10 Things I Should Have Learned by Now

  1. Waking up early to do homework feels a little like dying inside.
  2. Balloons and toasters really aren’t that scary.
  3. Don’t write impermanent things in permanent ink.
  4. Things are better than they seem.
  5. People are kinder than they seem.
  6. My perception of the sky is affected by my mood, not the other way around.
  7. How to write lists.
  8. Leaving things to the last minute doesn’t create inspiration, it forces panic motivation.
  9. Speaking quietly doesn’t always mean speaking gently.
  10. Sometimes, trying new things has less to do with adventure and more to do with necessity.
When Sarah Kay (go watch her be awesome on YouTube!) does poetry workshops, she assigns lists for people to write. ‘Ten things I should have learned by now’ is one of the lists she often uses.

Emotional Baggage Check

Sometimes, I find a really good article that hits all the points for me, like this one. While reading the beginning, I was half convinced that Jenny (the writer) is me from an alternate universe—only, she seems to actually know what she’s doing when it comes to helping people. 

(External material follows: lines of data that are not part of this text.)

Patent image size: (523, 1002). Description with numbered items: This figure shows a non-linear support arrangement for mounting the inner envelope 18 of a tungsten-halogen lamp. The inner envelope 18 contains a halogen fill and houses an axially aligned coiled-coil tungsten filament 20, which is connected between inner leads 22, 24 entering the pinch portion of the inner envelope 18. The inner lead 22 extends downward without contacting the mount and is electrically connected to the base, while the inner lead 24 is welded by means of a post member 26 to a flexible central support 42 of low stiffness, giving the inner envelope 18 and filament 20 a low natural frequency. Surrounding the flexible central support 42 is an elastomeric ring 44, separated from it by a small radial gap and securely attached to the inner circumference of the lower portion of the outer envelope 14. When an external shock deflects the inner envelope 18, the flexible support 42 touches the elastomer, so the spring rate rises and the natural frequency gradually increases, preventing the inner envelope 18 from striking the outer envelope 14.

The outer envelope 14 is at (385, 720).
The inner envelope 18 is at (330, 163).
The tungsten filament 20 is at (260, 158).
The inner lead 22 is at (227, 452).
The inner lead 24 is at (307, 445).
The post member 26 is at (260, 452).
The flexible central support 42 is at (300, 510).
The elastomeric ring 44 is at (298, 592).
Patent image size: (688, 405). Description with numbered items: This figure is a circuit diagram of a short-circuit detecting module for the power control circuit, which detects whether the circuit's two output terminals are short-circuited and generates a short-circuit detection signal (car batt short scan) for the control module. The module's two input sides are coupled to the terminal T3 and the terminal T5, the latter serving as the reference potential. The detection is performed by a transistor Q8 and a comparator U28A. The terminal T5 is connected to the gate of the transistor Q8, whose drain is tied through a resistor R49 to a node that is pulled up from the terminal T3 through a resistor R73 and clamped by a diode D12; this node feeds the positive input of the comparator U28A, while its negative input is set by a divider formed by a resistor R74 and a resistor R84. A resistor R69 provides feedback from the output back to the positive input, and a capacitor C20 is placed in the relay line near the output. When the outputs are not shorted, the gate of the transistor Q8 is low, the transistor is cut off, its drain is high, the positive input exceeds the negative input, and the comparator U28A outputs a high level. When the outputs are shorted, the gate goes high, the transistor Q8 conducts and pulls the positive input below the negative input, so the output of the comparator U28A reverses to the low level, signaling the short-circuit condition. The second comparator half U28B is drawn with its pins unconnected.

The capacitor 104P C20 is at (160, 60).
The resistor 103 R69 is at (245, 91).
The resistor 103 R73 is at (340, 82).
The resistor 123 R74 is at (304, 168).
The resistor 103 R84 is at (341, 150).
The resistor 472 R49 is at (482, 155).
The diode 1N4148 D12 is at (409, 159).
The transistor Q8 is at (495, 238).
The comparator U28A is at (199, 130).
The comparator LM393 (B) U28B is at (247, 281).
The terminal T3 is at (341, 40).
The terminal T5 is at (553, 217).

My only actual job is to be student, but I’d say I’m also an Emotional Baggage Check of sorts. I spend a lot of hours talking to friends who are upset or need someone to vent to, and this is usually done over messaging, phone calls, or—strangely enough—at parties. Usually the venting happens during the night, and—like Jenny says—sometimes it escalates to talking them out of suicide, leading to urgent 2 am calls. It’s been especially stressful this past school year and that’s probably one of the reasons why my report card looks lousier than it usually does—when one of your friends tells you that they’re not going to be around tomorrow, homework is the last thing going through your mind.

Arguments with my parents have sprung up out of this. There’s the usual “You need to go to bed, these people won’t even matter to you after high school, your grades are important” opening statement, retaliated with my defiant “They matter right now and homework can wait but they can’t” objection, finally ending with frustration and sometimes tears. Those nights are the ones I want to avoid the most.

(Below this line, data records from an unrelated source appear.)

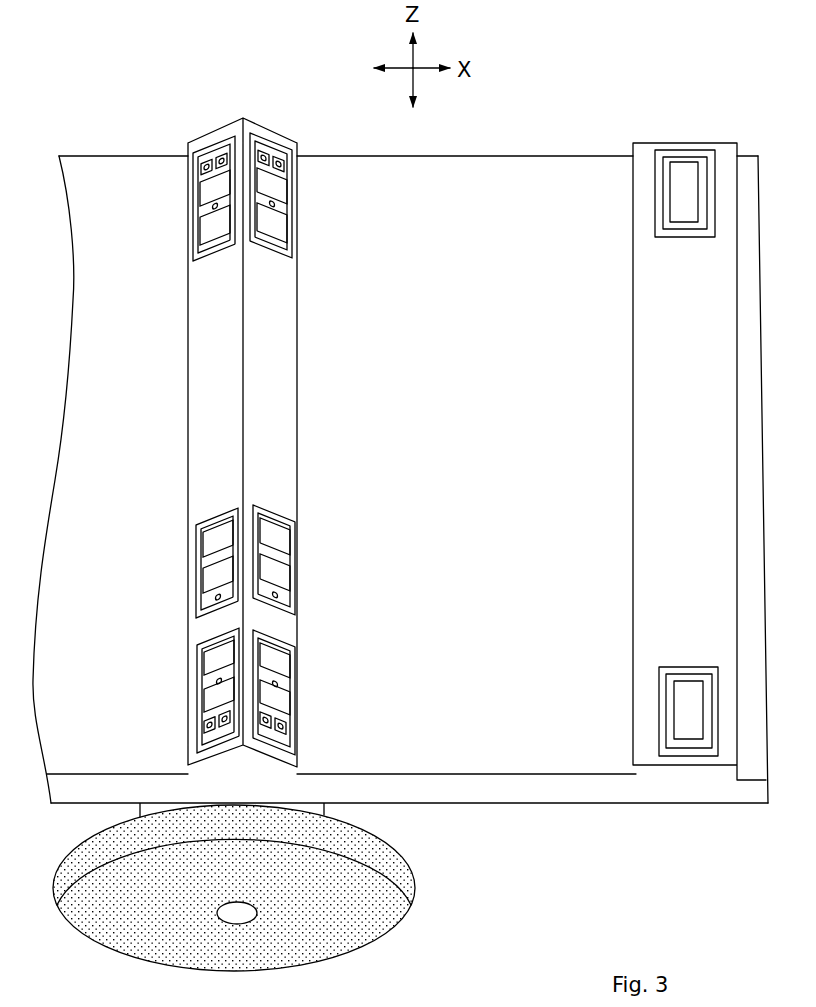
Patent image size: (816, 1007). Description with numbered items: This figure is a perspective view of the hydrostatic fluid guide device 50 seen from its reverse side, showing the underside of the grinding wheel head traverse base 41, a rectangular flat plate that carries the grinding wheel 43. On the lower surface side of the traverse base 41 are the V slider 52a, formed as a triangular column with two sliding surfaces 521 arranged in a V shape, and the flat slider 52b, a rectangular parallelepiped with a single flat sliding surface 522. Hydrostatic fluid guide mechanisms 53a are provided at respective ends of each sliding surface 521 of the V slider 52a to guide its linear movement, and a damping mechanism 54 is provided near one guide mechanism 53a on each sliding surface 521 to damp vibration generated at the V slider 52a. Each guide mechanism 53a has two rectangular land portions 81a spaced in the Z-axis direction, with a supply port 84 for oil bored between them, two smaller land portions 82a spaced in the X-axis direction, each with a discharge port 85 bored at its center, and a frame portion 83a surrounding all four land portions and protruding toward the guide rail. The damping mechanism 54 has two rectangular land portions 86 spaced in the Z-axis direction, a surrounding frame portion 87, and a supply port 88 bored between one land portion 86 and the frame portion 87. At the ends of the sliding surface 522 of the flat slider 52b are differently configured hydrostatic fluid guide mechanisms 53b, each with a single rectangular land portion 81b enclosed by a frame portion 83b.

The hydrostatic fluid guide device 50 is at (163, 115).
The grinding wheel head traverse base 41 is at (468, 800).
The grinding wheel 43 is at (372, 930).
The V slider 52a is at (257, 412).
The flat slider 52b is at (642, 424).
The sliding surfaces 521 is at (220, 327).
The sliding surface 522 is at (652, 325).
The hydrostatic fluid guide mechanisms 53a is at (302, 445).
The hydrostatic fluid guide mechanisms 53b is at (575, 453).
The damping mechanism 54 is at (291, 559).
The frame portion 83a is at (278, 642).
The frame portion 83b is at (658, 173).
The land portions 81a is at (277, 663).
The land portion 81b is at (677, 207).
The supply port 84 is at (275, 682).
The land portions 82a is at (266, 721).
The discharge ports 85 is at (225, 723).
The frame portion 87 is at (278, 518).
The land portions 86 is at (278, 543).
The supply port 88 is at (275, 597).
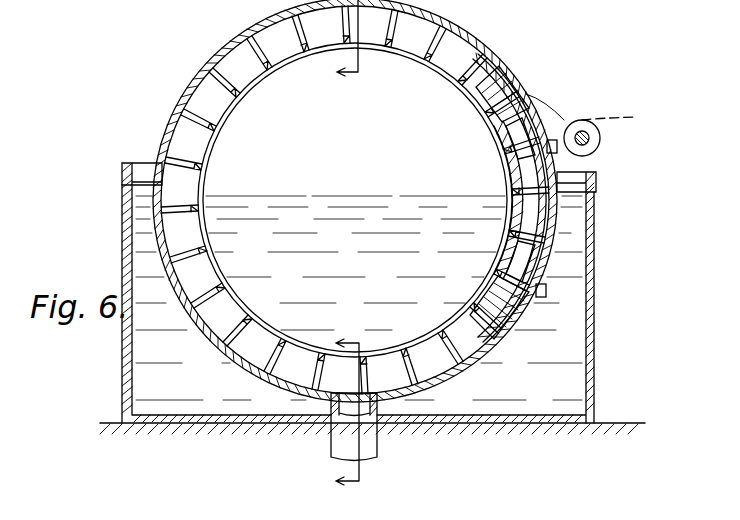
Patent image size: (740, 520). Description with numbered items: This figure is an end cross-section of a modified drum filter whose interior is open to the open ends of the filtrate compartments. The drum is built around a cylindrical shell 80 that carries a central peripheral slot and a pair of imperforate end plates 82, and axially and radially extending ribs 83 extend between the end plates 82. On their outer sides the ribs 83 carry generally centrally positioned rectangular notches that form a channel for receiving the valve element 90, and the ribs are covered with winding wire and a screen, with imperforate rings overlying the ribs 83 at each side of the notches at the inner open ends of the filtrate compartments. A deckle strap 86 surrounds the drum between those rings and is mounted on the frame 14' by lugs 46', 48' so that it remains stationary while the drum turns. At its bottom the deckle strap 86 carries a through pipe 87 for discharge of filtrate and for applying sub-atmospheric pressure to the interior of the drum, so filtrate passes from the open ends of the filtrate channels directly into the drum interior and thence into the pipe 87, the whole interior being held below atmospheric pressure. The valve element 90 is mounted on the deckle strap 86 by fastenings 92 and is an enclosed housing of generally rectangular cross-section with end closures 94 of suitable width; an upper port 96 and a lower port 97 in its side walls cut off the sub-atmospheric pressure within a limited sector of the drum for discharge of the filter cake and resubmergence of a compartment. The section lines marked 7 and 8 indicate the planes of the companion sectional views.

The frame 14' is at (330, 301).
The lug 46' is at (140, 148).
The lug 48' is at (605, 182).
The cylindrical shell 80 is at (207, 150).
The imperforate end plates 82 is at (374, 168).
The ribs 83 is at (283, 352).
The deckle strap 86 is at (473, 365).
The through pipe 87 is at (372, 443).
The valve element 90 is at (556, 233).
The fastenings 92 is at (550, 141).
The end closures 94 is at (501, 74).
The upper port 96 is at (515, 266).
The lower port 97 is at (520, 146).
The section line 7 is at (363, 50).
The section line 8 is at (355, 410).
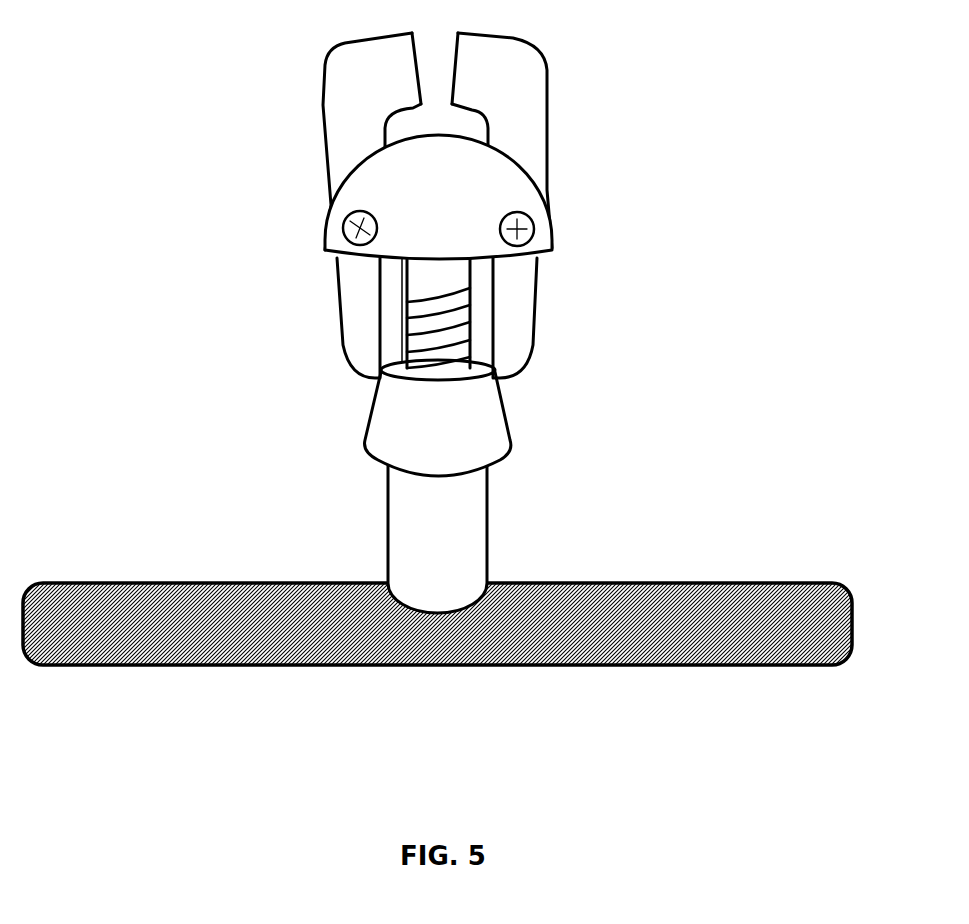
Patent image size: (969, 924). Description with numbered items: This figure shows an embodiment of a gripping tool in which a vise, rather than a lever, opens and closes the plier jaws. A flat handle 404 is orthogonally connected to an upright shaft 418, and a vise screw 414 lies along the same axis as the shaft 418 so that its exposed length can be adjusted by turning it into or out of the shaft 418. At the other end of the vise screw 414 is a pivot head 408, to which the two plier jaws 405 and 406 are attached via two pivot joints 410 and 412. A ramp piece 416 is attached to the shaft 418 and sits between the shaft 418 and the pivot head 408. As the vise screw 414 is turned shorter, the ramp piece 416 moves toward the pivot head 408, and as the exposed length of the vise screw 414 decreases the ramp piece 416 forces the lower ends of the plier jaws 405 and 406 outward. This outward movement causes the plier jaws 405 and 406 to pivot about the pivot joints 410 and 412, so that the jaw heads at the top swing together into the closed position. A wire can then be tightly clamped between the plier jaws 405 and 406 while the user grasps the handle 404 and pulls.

And of course, lack of sleep is an issue. There was a month where it seemed all of my friends were sad at the same time and I would talk to multiple people in one night: starting up a phone call with one person just as I was finishing a message marathon with another. Jenny talks about multitasking, but I can’t listen to more than one person at a time so I was up super late trying to get to everybody and homework. Needless to say, caffeine, all-nighters, and I are not strangers anymore.

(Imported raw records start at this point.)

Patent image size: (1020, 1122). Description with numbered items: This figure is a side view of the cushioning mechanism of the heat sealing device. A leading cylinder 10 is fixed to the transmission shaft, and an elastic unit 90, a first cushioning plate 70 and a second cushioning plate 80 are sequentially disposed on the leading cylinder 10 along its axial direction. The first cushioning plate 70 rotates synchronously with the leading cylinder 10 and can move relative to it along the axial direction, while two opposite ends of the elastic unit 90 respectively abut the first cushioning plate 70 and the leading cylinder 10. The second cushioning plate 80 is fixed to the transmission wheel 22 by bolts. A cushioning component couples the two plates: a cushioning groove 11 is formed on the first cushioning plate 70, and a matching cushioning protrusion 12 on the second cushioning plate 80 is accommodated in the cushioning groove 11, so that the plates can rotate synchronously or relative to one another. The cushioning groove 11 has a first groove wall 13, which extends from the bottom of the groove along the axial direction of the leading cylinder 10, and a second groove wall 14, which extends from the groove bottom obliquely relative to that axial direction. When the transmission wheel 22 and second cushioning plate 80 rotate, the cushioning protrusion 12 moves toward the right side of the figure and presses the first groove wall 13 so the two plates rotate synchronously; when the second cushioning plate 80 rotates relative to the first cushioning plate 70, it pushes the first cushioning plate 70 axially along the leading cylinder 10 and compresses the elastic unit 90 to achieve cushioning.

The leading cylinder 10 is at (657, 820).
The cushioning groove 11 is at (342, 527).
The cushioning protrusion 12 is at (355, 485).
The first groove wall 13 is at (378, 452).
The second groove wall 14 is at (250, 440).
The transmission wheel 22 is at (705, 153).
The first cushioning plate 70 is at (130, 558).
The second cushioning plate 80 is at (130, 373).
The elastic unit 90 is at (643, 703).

Not that I’m complaining. I love having feels-packed talks with friends who mean a lot to me, and I love being able to receive their thoughts. I don’t think myself superhuman or selfless—during especially busy times, I’ve looked at my screen and audibly complained that I don’t have the time or the necessary level of caring to tackle the issue. Sometimes this kind of sigh-groan escapes me, and yeah . . . I’m no Mother Teresa. But I know that whenever I’ve committed to helping the person, I’ve never regretted it. There’s a certain happiness that comes with being able to be there for the people you care about, and it makes things (like staying up late) worth it.

“Let no one ever come to you without leaving better and happier.” -Mother Teresa

But like Jenny, I’m still trying to figure out how to take care of myself while also taking care of others. I assume I’ll find that balance eventually. Until then, I’ll just muddle along with everyone else and we can all help each other out.